GO!, one of my favourite shows on CBC Radio One, will soon be doing a feature on long songs. They asked for submissions, and, as usual, chomping at the bit to contribute to CBC, I nominated three songs. How often do I have to write them before they just hire me outright? Gah!
Epic Song Hall of Fame Nominations
"White Lines (Don't Don't Do It)" (7:26) Grandmaster Flash and Melle Mel
This long song might not be my all-time favourite song evah, but everyone's gonna vote for "Bohemian Rhapsody," so I'll nominate Grandmaster Flash and Melle Mel's "White Lines (Don't Don't Do It)." I was introduced to this song when it was featured in one of my favourite movies: Shaun of the Dead (2004). This 1983/84 single doesn't feature Flash's scratching, but that perpetual bass line and fantastic lyrics make this a perfect track to represent the best of rap from its era. "White Lines" is a cautionary tale of personal, economic and social ruin involved in cocaine addiction. Who knew an addiction to blow could be so catchy?

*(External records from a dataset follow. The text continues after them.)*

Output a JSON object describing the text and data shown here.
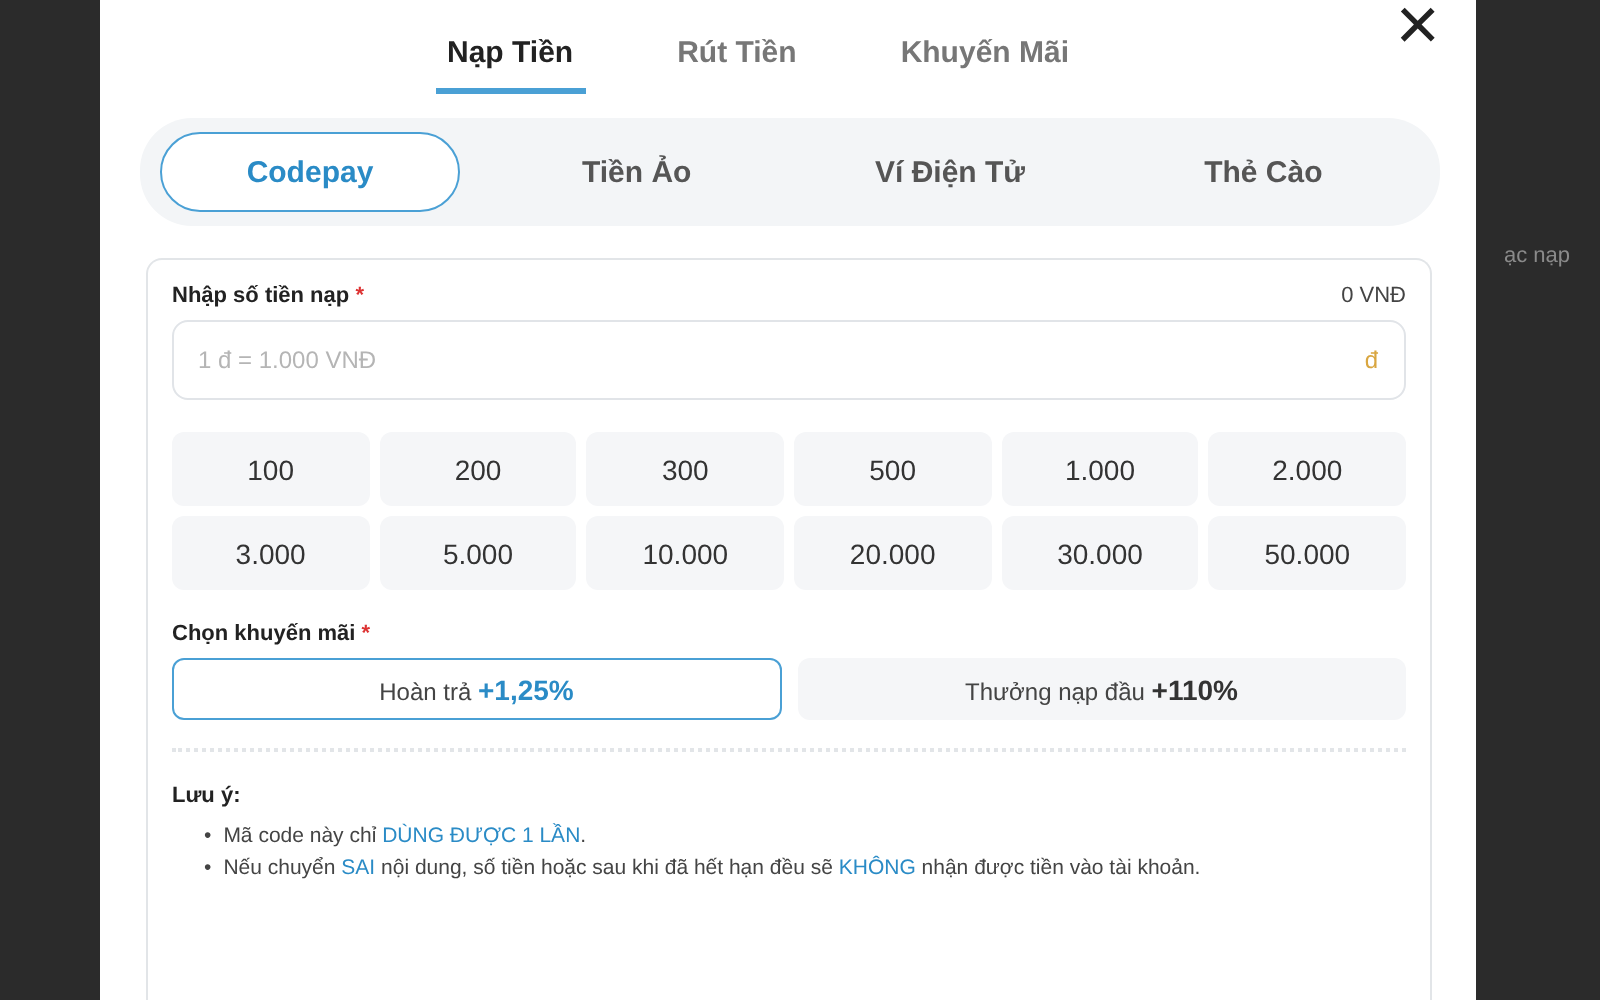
{
  "background": {
    "text": "ạc nạp"
  },
  "tabs": [
    {
      "label": "Nạp Tiền",
      "selected": true
    },
    {
      "label": "Rút Tiền",
      "selected": false
    },
    {
      "label": "Khuyến Mãi",
      "selected": false
    }
  ],
  "close": "×",
  "methods": [
    {
      "label": "Codepay",
      "selected": true
    },
    {
      "label": "Tiền Ảo",
      "selected": false
    },
    {
      "label": "Ví Điện Tử",
      "selected": false
    },
    {
      "label": "Thẻ Cào",
      "selected": false
    }
  ],
  "amount": {
    "label": "Nhập số tiền nạp",
    "required": "*",
    "total": "0 VNĐ",
    "placeholder": "1 đ = 1.000 VNĐ",
    "unit": "đ"
  },
  "presets": [
    "100",
    "200",
    "300",
    "500",
    "1.000",
    "2.000",
    "3.000",
    "5.000",
    "10.000",
    "20.000",
    "30.000",
    "50.000"
  ],
  "promo": {
    "label": "Chọn khuyến mãi",
    "required": "*",
    "options": [
      {
        "label": "Hoàn trả",
        "bonus": "+1,25%",
        "selected": true
      },
      {
        "label": "Thưởng nạp đầu",
        "bonus": "+110%",
        "selected": false
      }
    ]
  },
  "notes": {
    "title": "Lưu ý:",
    "bullet": "•",
    "items": [
      [
        {
          "text": "Mã code này chỉ ",
          "highlight": false
        },
        {
          "text": "DÙNG ĐƯỢC 1 LẦN",
          "highlight": true
        },
        {
          "text": ".",
          "highlight": false
        }
      ],
      [
        {
          "text": "Nếu chuyển ",
          "highlight": false
        },
        {
          "text": "SAI",
          "highlight": true
        },
        {
          "text": " nội dung, số tiền hoặc sau khi đã hết hạn đều sẽ ",
          "highlight": false
        },
        {
          "text": "KHÔNG",
          "highlight": true
        },
        {
          "text": " nhận được tiền vào tài khoản.",
          "highlight": false
        }
      ]
    ]
  }
}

"Won't Get Fooled Again" (8:32) The Who
Oh, that scream. That's a rock and roll scream supreme, my friends. (7:44) "Won't Get Fooled Again" is also an excellent example of The Who's use of synthesiser along with conventional rock instruments. It's a song that sounds like it should be on a Cameron Crowe movie soundtrack. Besides its forward thinking and experimental technique, it's a damn catchy song! Do I regret that I didn't hear this song live? Nah – I could do without the chronic tinnitus and bleeding ears, so I'll listen in the comfort of my home, thank you very much.
"Paradise By the Dashboard Light" (8:29) Meat Loaf
A love song it ain't. "Paradise By the Dashboard Light" is really three songs strung together to tell a story. Still, I have a feeling Gordon Lightfoot wouldn't approve. It introduces the setting and situation of Meat Loaf (ugh) and an incongruently prudish chick watching the submarine races down at the lake. This part sounds a like typical Loaf: heavily influenced 50s-era rock, complete with background singers. (Can you just picture him rolling up on that hog in Rocky Horror Picture Show (1975)?) There's a strange interval with a voyeuristic sports announcer describing the action to the listeners at home, when suddenly the girl interrupts and insists Loaf pledges loyalty forever. He does, and then spends the third part of the song begging for the end of time so he could get out of his promise. Aww – isn't it romantic? Amazing vocals and a place in the Epic Song Hall of Fame does not excuse the fact that the terrible DJ thought this would be an appropriate song for my entire family to enjoy at my sister's wedding dance.